Of course, notwithsta­nding is part of the Charter, too. Defenders like to claim there would have been no Charter without it but, as long as we’re into historical mighthave-beens, two can play at that game: what if, rather than the grubby late-night deal that gave us the notwithsta­nding clause, Pierre Trudeau and René Lévesque had stuck to their original agreement, providing for a referendum on the Charter?
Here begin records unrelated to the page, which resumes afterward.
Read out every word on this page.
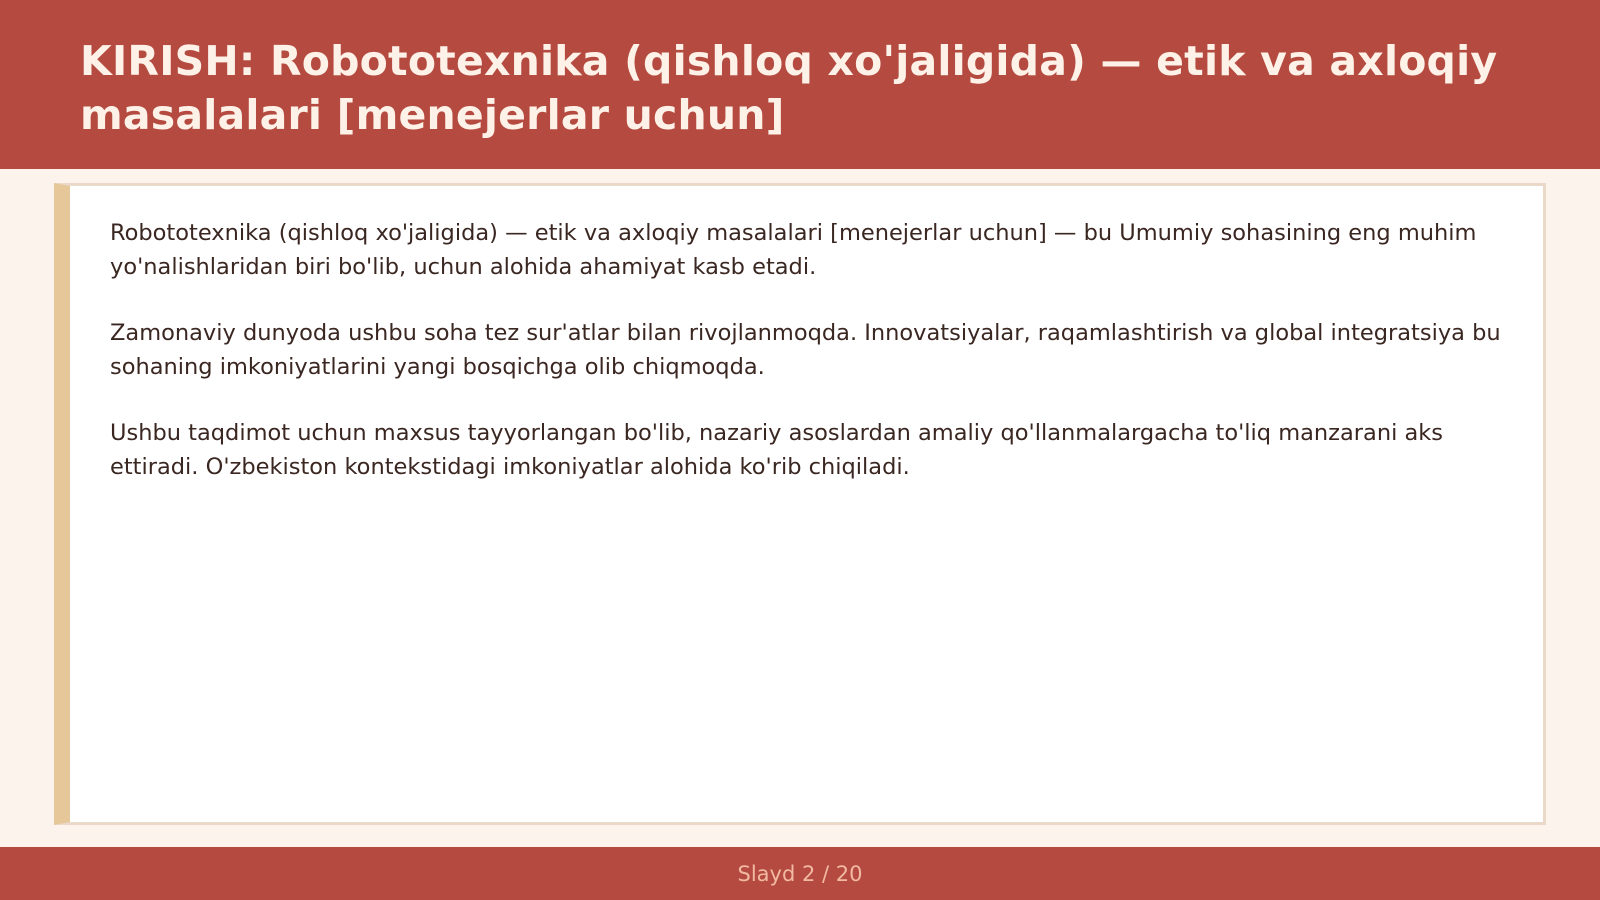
KIRISH: Robototexnika (qishloq xo'jaligida) — etik va axloqiy masalalari [menejerlar uchun]

Robototexnika (qishloq xo'jaligida) — etik va axloqiy masalalari [menejerlar uchun] — bu Umumiy sohasining eng muhim yo'nalishlaridan biri bo'lib, uchun alohida ahamiyat kasb etadi.

Zamonaviy dunyoda ushbu soha tez sur'atlar bilan rivojlanmoqda. Innovatsiyalar, raqamlashtirish va global integratsiya bu sohaning imkoniyatlarini yangi bosqichga olib chiqmoqda.

Ushbu taqdimot uchun maxsus tayyorlangan bo'lib, nazariy asoslardan amaliy qo'llanmalargacha to'liq manzarani aks ettiradi. O'zbekiston kontekstidagi imkoniyatlar alohida ko'rib chiqiladi.

Slayd 2 / 20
There seems little doubt the referendum would have passed — that’s why the other members of the Gang of Eight provinces opposed to Trudeau’s plan were moved to strike a deal — in which case there would have been no notwithsta­nding clause, nor any of the vast industry of rationaliz­ation and revisionis­m that has grown up around it.

Notwithsta­nding is not the emergency safety valve its advocates pretend, but a bottle marked “drink me”: it’s existence is a standing invitation to use it. Even in repose it is a silent rebuke to the Charter, for it suggests that its guarantees are not guarantees at all, but merely guidelines, contingent at all times on the mood of the government of the day.

And each time it is used — it has not been, federally, but stay tuned — makes it easier to do so a second time, and a third, and so on, until it has become little more than a list of fond hopes and fine phrases.

That, indeed, would seem to be the plan.